System Design for Intelligent Web Services
Add to Google Calendar
The devices and software systems we interact with on a daily basis are more intelligent than ever. The computing required to deliver these experiences for end-users is hosted in Warehouse Scale Computers (WSC) where intelligent web services are employed to process user images, speech, and text. These intelligent web services are emerging as one of the fastest growing class of web services. Given the expectation of users moving forward is an experience that uses intelligent web services, the demand for this type of processing is going to drastically increase. Today's cloud infrastructures, tuned for traditional workloads such as Web Search and social networks, are not adequately equipped to sustain this demand.
This dissertation shows that applications that use intelligent web service processing on the path of a single query require orders of magnitude more computational resources than traditional Web Search. Intelligent web services use large pretrained machine learning models to process image, speech, and text based inputs and generate a prediction. As this dissertation investigates, we find that hosting intelligent web services in today's infrastructure exposes three critical problems: 1) current infrastructures are computationally inadequate to host this new class of services, 2) system designers are unaware of the bottlenecks exposed by these services and the implications on future designs, 3) the rapid algorithmic churn of these intelligent services deprecates current designs at an even faster rate.

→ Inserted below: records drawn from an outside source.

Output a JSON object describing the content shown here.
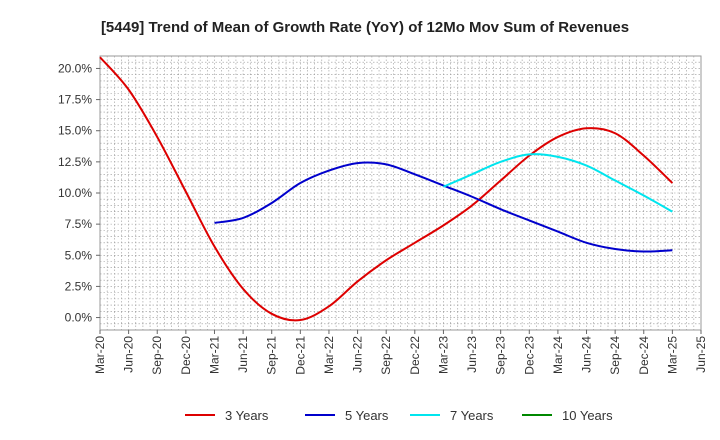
{
  "chart_data": {
    "type": "line",
    "title": "[5449]  Trend of Mean of Growth Rate (YoY) of 12Mo Mov Sum of Revenues",
    "xlabel": "",
    "ylabel": "",
    "x": [
      "Mar-20",
      "Jun-20",
      "Sep-20",
      "Dec-20",
      "Mar-21",
      "Jun-21",
      "Sep-21",
      "Dec-21",
      "Mar-22",
      "Jun-22",
      "Sep-22",
      "Dec-22",
      "Mar-23",
      "Jun-23",
      "Sep-23",
      "Dec-23",
      "Mar-24",
      "Jun-24",
      "Sep-24",
      "Dec-24",
      "Mar-25",
      "Jun-25"
    ],
    "y_ticks": [
      0.0,
      2.5,
      5.0,
      7.5,
      10.0,
      12.5,
      15.0,
      17.5,
      20.0
    ],
    "y_tick_labels": [
      "0.0%",
      "2.5%",
      "5.0%",
      "7.5%",
      "10.0%",
      "12.5%",
      "15.0%",
      "17.5%",
      "20.0%"
    ],
    "ylim": [
      -1.0,
      21.0
    ],
    "grid": true,
    "legend_position": "bottom",
    "series": [
      {
        "name": "3 Years",
        "color": "#dd0000",
        "values": [
          20.9,
          18.3,
          14.5,
          10.1,
          5.7,
          2.3,
          0.3,
          -0.2,
          0.9,
          2.9,
          4.6,
          6.0,
          7.4,
          9.0,
          11.0,
          13.0,
          14.5,
          15.2,
          14.8,
          13.0,
          10.8,
          null
        ]
      },
      {
        "name": "5 Years",
        "color": "#0000cc",
        "values": [
          null,
          null,
          null,
          null,
          7.6,
          8.0,
          9.2,
          10.8,
          11.8,
          12.4,
          12.3,
          11.5,
          10.6,
          9.7,
          8.7,
          7.8,
          6.9,
          6.0,
          5.5,
          5.3,
          5.4,
          null
        ]
      },
      {
        "name": "7 Years",
        "color": "#00e5ee",
        "values": [
          null,
          null,
          null,
          null,
          null,
          null,
          null,
          null,
          null,
          null,
          null,
          null,
          10.5,
          11.5,
          12.5,
          13.1,
          12.9,
          12.2,
          11.0,
          9.8,
          8.5,
          null
        ]
      },
      {
        "name": "10 Years",
        "color": "#008800",
        "values": [
          null,
          null,
          null,
          null,
          null,
          null,
          null,
          null,
          null,
          null,
          null,
          null,
          null,
          null,
          null,
          null,
          null,
          null,
          null,
          null,
          null,
          null
        ]
      }
    ]
  }
}
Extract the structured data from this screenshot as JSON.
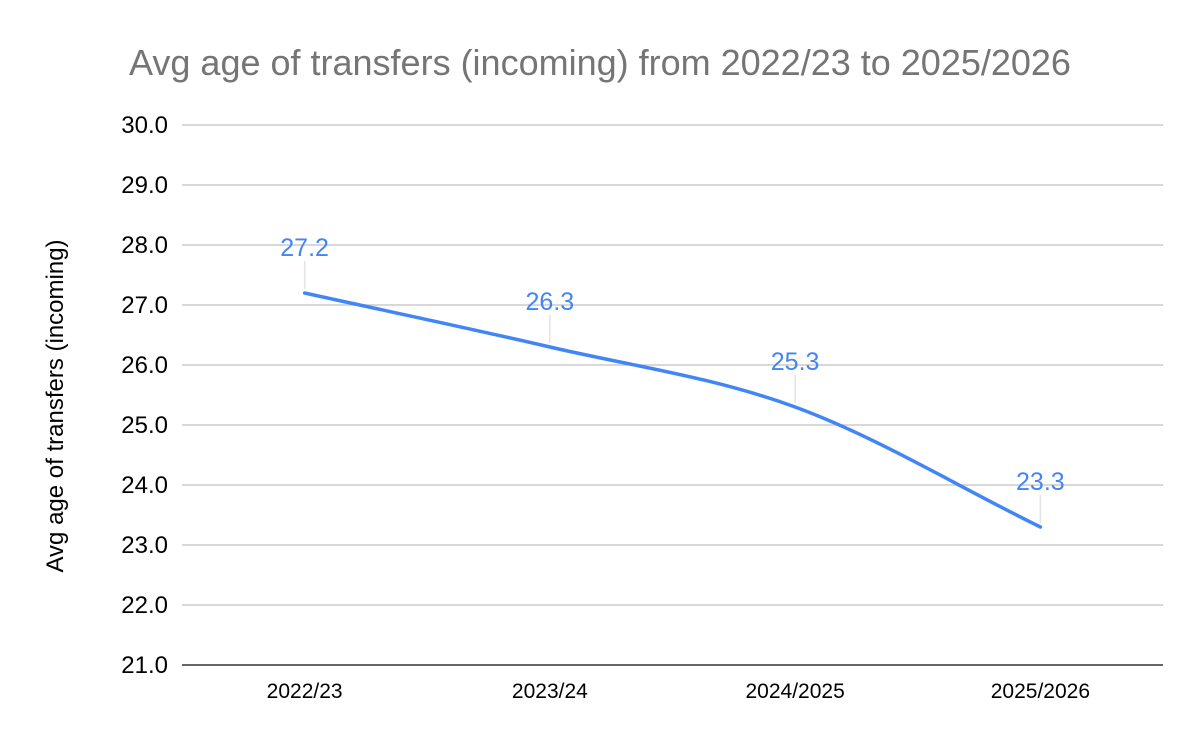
{
  "chart_data": {
    "type": "line",
    "title": "Avg age of transfers (incoming) from 2022/23 to 2025/2026",
    "xlabel": "",
    "ylabel": "Avg age of transfers (incoming)",
    "categories": [
      "2022/23",
      "2023/24",
      "2024/2025",
      "2025/2026"
    ],
    "series": [
      {
        "name": "Avg age of transfers (incoming)",
        "values": [
          27.2,
          26.3,
          25.3,
          23.3
        ],
        "data_labels": [
          "27.2",
          "26.3",
          "25.3",
          "23.3"
        ],
        "color": "#4285f4",
        "smooth": true
      }
    ],
    "ylim": [
      21.0,
      30.0
    ],
    "yticks": [
      21.0,
      22.0,
      23.0,
      24.0,
      25.0,
      26.0,
      27.0,
      28.0,
      29.0,
      30.0
    ],
    "ytick_labels": [
      "21.0",
      "22.0",
      "23.0",
      "24.0",
      "25.0",
      "26.0",
      "27.0",
      "28.0",
      "29.0",
      "30.0"
    ],
    "grid": true,
    "legend": "none"
  },
  "colors": {
    "title": "#757575",
    "grid": "#cccccc",
    "baseline": "#333333",
    "series": "#4285f4"
  }
}
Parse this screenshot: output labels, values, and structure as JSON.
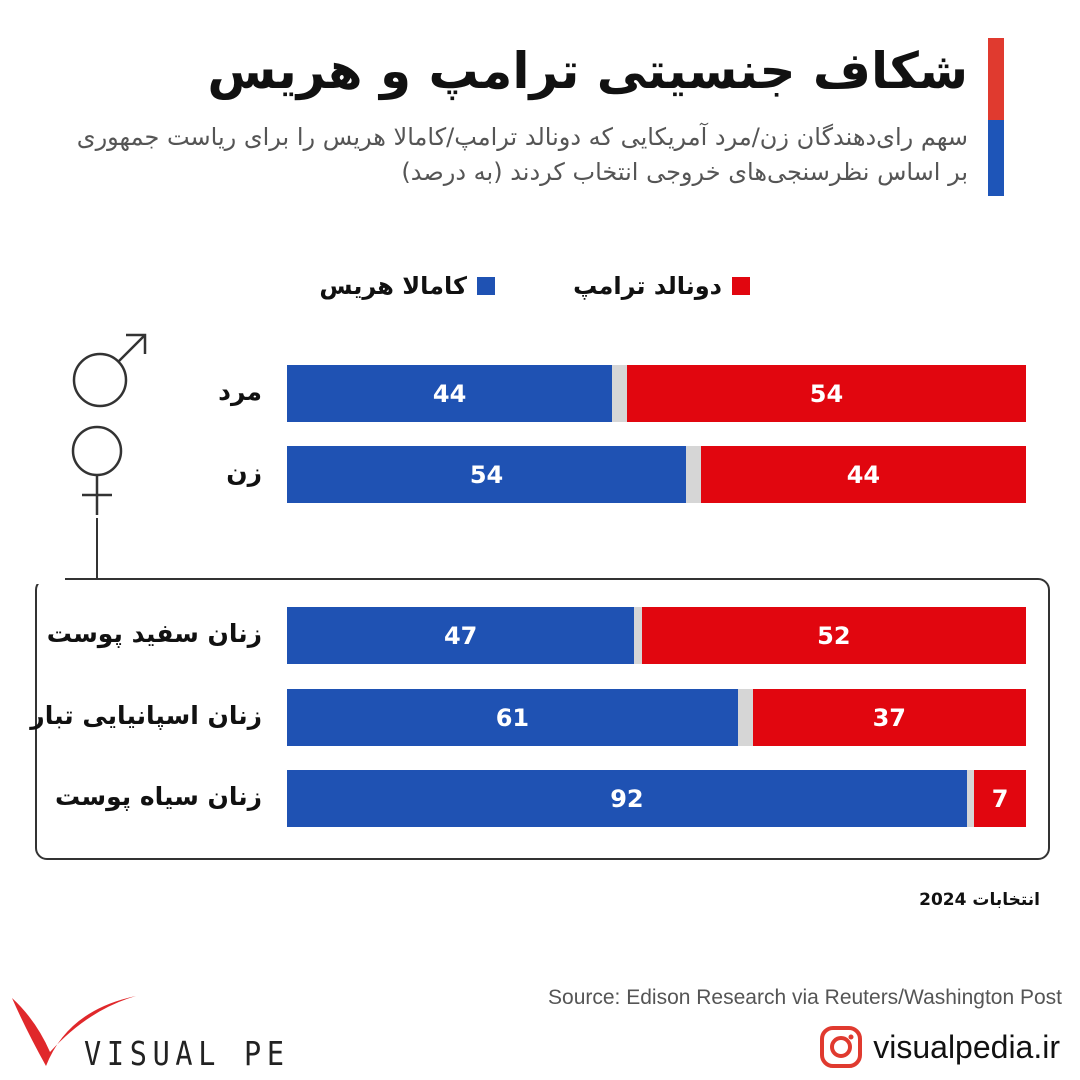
{
  "header": {
    "title": "شکاف جنسیتی ترامپ و هریس",
    "subtitle": "سهم رای‌دهندگان زن/مرد آمریکایی که دونالد ترامپ/کامالا هریس را برای ریاست جمهوری بر اساس نظرسنجی‌های خروجی انتخاب کردند (به درصد)"
  },
  "chart_data": {
    "type": "bar",
    "orientation": "horizontal",
    "stacked": true,
    "title": "شکاف جنسیتی ترامپ و هریس",
    "unit": "percent",
    "xlim": [
      0,
      100
    ],
    "categories": [
      "مرد",
      "زن",
      "زنان سفید پوست",
      "زنان اسپانیایی تبار",
      "زنان سیاه پوست"
    ],
    "series": [
      {
        "name": "کامالا هریس",
        "color": "#1f52b3",
        "values": [
          44,
          54,
          47,
          61,
          92
        ]
      },
      {
        "name": "دونالد ترامپ",
        "color": "#e1060f",
        "values": [
          54,
          44,
          52,
          37,
          7
        ]
      }
    ],
    "legend_placement": "top",
    "grid": false,
    "other_color": "#d6d6d6"
  },
  "footer": {
    "note": "انتخابات 2024",
    "source": "Source: Edison Research via Reuters/Washington Post",
    "website": "visualpedia.ir",
    "logo_text": "VISUAL PEDIA"
  },
  "icons": [
    "male-symbol-icon",
    "female-symbol-icon",
    "instagram-icon"
  ]
}
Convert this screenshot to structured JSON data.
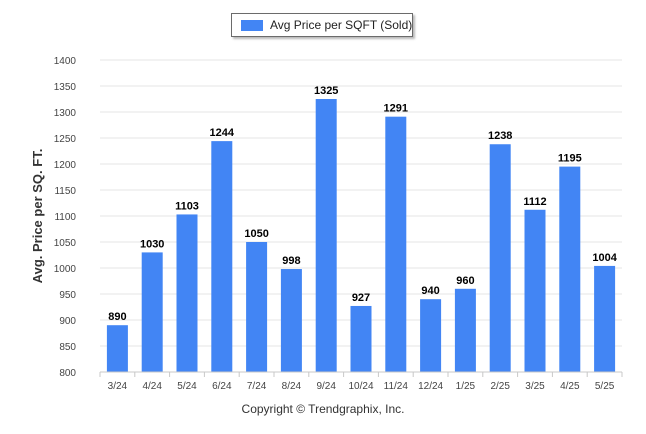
{
  "legend": {
    "label": "Avg Price per SQFT (Sold)"
  },
  "credit": "Copyright © Trendgraphix, Inc.",
  "colors": {
    "bar": "#4285f4",
    "grid": "#e6e6e6",
    "axis": "#c8c8c8",
    "tick_text": "#444444",
    "label_text": "#000000",
    "ylabel_text": "#333333"
  },
  "chart_data": {
    "type": "bar",
    "categories": [
      "3/24",
      "4/24",
      "5/24",
      "6/24",
      "7/24",
      "8/24",
      "9/24",
      "10/24",
      "11/24",
      "12/24",
      "1/25",
      "2/25",
      "3/25",
      "4/25",
      "5/25"
    ],
    "series": [
      {
        "name": "Avg Price per SQFT (Sold)",
        "values": [
          890,
          1030,
          1103,
          1244,
          1050,
          998,
          1325,
          927,
          1291,
          940,
          960,
          1238,
          1112,
          1195,
          1004
        ]
      }
    ],
    "ylabel": "Avg. Price per SQ. FT.",
    "xlabel": "",
    "ylim": [
      800,
      1400
    ],
    "yticks": [
      800,
      850,
      900,
      950,
      1000,
      1050,
      1100,
      1150,
      1200,
      1250,
      1300,
      1350,
      1400
    ],
    "grid": true,
    "data_labels": true,
    "legend_position": "top-center"
  }
}
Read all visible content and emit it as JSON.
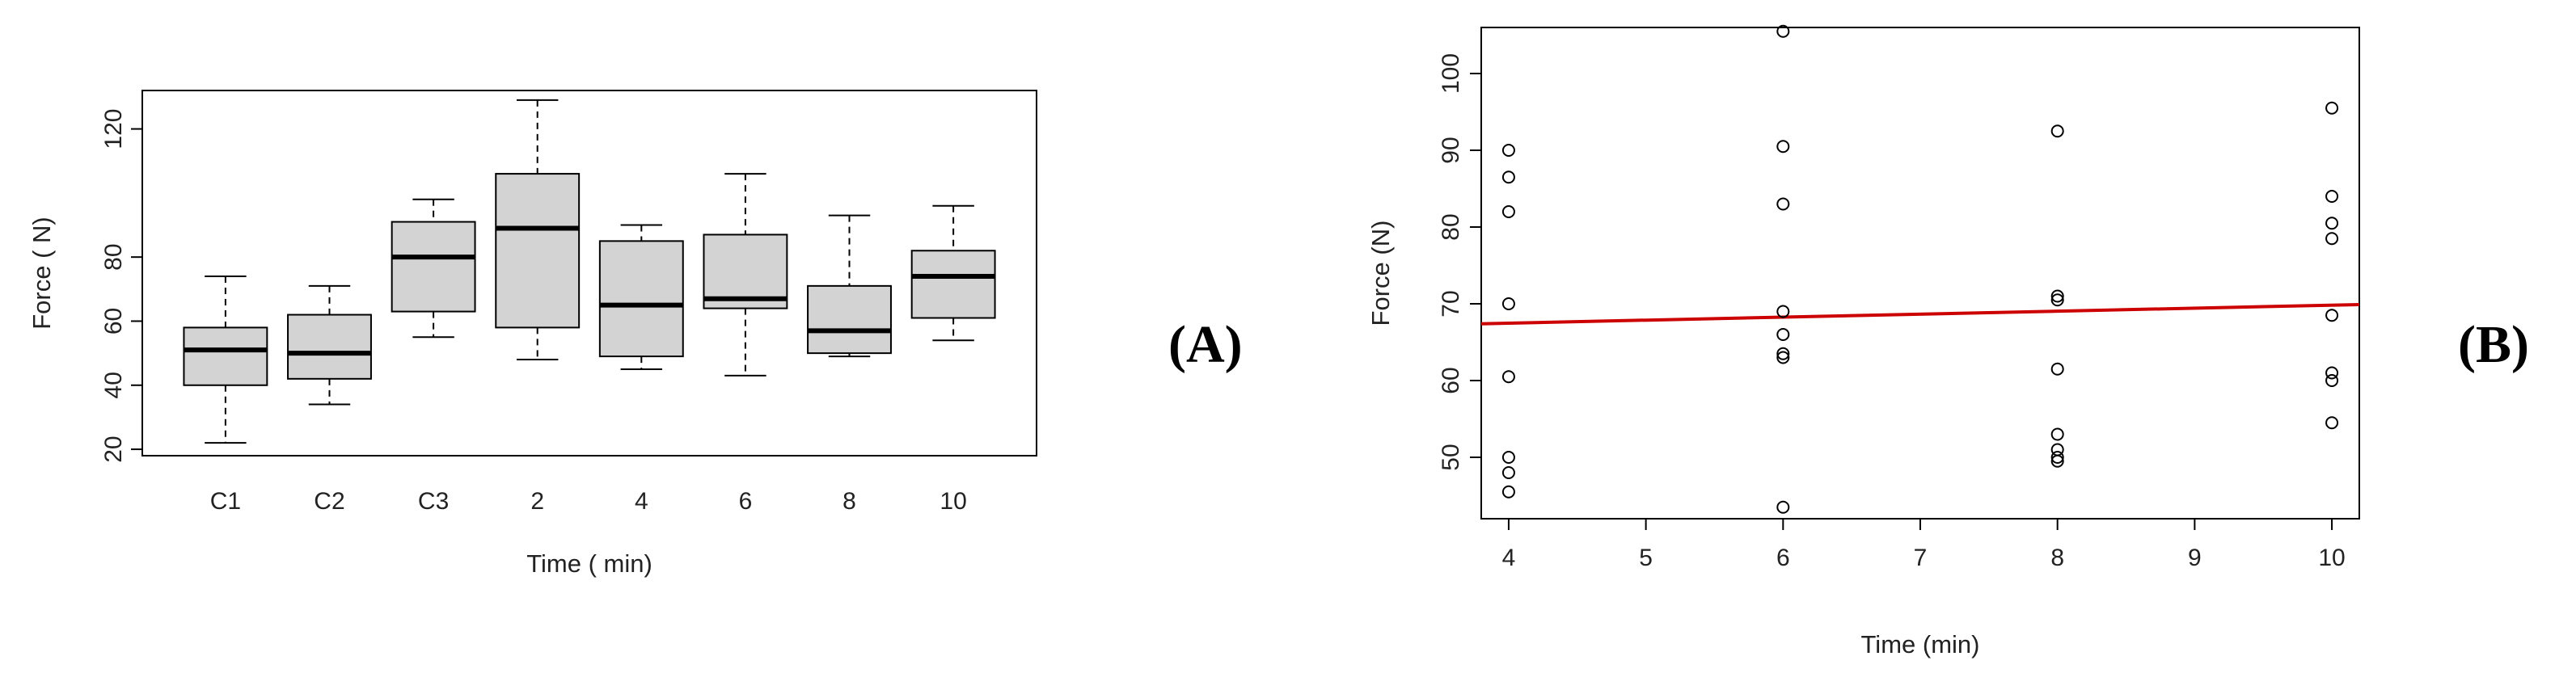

This dissertation investigates and addresses each of these problems. After building a representative workload to show the computational resources that would be required by an application composed of three intelligent web services, this dissertation first argues that hardware acceleration is required on the path of a query to sustain demand moving forward. Second, we focus on Deep Neural Networks (DNN), a state-of-the- art algorithm for intelligent web services, identifying critical compute bottlenecks that inform the design of a system based on Graphics Processing Units (GPUs). Finally, we design a runtime system based on a GPU equipped server that improves upon hitherto designed systems accounting for recent advances in intelligent service algorithms.
By thoroughly addressing these problems, we produce designs for WSC that are equipped to handle the future demand for intelligent web services. The investigations in this thesis address significant computational bottlenecks and lead to system designs that are more efficient and cost-effective for this new class of web services.